Het strafrechtelijk faillissementsrecht kent al langer de figuur van de feitelijke bestuurder, een persoon die, hoewel zonder formele benoeming, de failliete vennootschap in de praktijk leidt. Met arrest nr. 8568 van 12 december 2024, gedeponeerd op 3 maart 2025, herhaalt het Hof van Cassatie een principe met grote praktische impact: wanneer de vennootschap reeds inactief is en op weg naar faillissement, is de enige echte maatstaf om de kwalificatie van feitelijke bestuurder toe te kennen, de voortzetting van de rol van dominus door de voormalige formele bestuurder. Een uitspraak die analyse verdient, ook in het licht van de artikelen 216 en 223 van de Faillissementswet en eerdere jurisprudentie.
De artikelen 216 en 223 van de Faillissementswet regelen respectievelijk het eenvoudige en het frauduleuze bankroet, waarbij de strafbaarheid wordt uitgebreid tot "iedereen die heeft bijgedragen aan de neergang" en meer in het bijzonder tot bestuurders, algemeen directeuren, vereffenaars en "zij die de beheersbevoegdheden feitelijk hebben uitgeoefend". Juist deze laatste uitdrukking heeft de jurisprudentie in staat gesteld de categorie van de feitelijke bestuurder te ontwikkelen.
Reeds met Cass. nr. 2514/2024 had het Hof verduidelijkt dat de vaststelling geen overeenkomst met het vennootschapsorgaan vereist, maar het bewijs van een voortdurende en significante beheersbevoegdheid. De nieuwe uitspraak sluit hierbij aan, maar behandelt het specifieke scenario van een vennootschap die niet langer operationeel is.
Inzake faillissementsdelicten, wanneer de beëindiging van het mandaat van de formele bestuurder plaatsvindt in de fase van inactiviteit van de vennootschap omdat deze op weg is naar faillissement, vertaalt het bewijs van de positie van feitelijke bestuurder zich in dat van de rol van "dominus" die ook na de formele benoeming van de nieuwe bestuurder behouden blijft, aangezien de vaststelling van symptomatische elementen van organische inbedding - met betrekking tot de relaties met werknemers, leveranciers of klanten of met enig managementgebied - in een entiteit die juridisch gezien alleen formeel nog bestaat, niet denkbaar is.
De passage benadrukt dat, bij gebrek aan reële bedrijfsactiviteit, de traditionele indicatoren (contracten, interne richtlijnen, marktrelaties) die doorgaans het feitelijke beheer bewijzen, niet kunnen bestaan. Alleen de verificatie van wie concreet de doorslaggevende beslissingen van het faillissement blijft dicteren, blijft dus over.

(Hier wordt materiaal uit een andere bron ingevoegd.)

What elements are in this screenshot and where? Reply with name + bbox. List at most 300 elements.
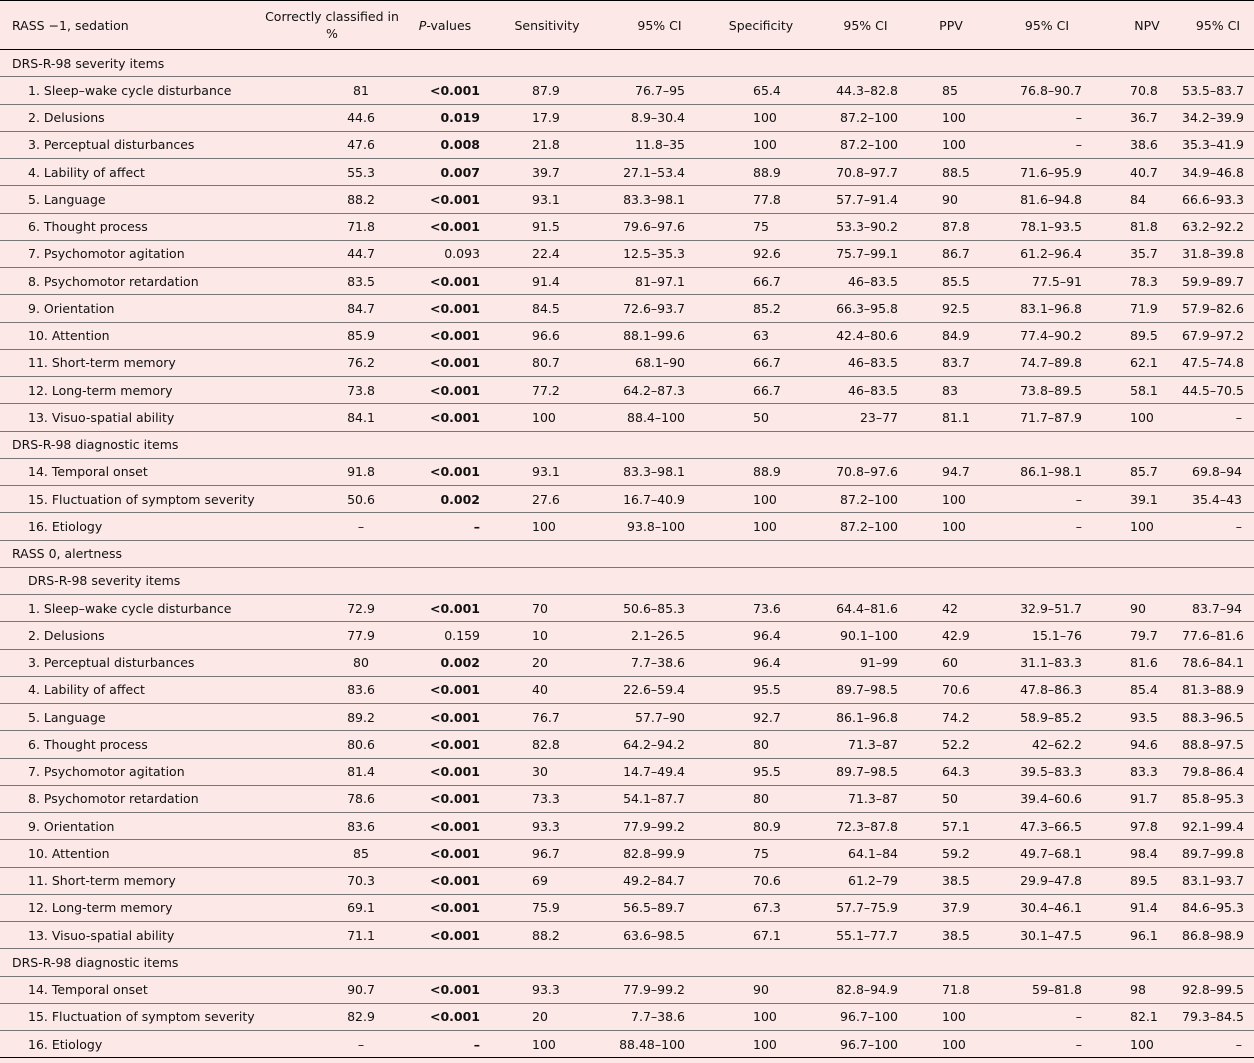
cell-ci-npv: 83.1–93.7 [1182, 867, 1254, 894]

In de zaak had de beklaagde D. S. ontslag genomen en was hij vervangen door een nieuwe formele bestuurder. Het Hof van Beroep van Rome, bevestigd door Cassatie, oordeelde echter dat de beklaagde de substantiële controle over cruciale beslissingen had behouden, met name met betrekking tot het beheer van het resterende vermogen en de relaties met de curator.
Het Hof acht het gegeven van de "dominus" dus voldoende, en gaat voorbij aan de noodzaak van meerdere indicatieve aanwijzingen die vereist zijn in gevallen van operationele vennootschappen.
De uitspraak biedt duidelijke richtlijnen voor wie zich bezighoudt met vennootschapsrecht en bedrijfsherstructurering:
Met beslissing nr. 8568/2024 versterkt Cassatie een tendens die transparantie in bedrijfsherstructureringen beschermt: de voormalige bestuurder die de macht blijft uitoefenen, blijft strafrechtelijk aansprakelijk, zelfs als de vennootschap geen economische activiteit meer verricht. Een les die klinkt als een waarschuwing voor degenen die, door middel van louter formele ontslagen, hopen de gevolgen van faillissementsdelicten te ontlopen.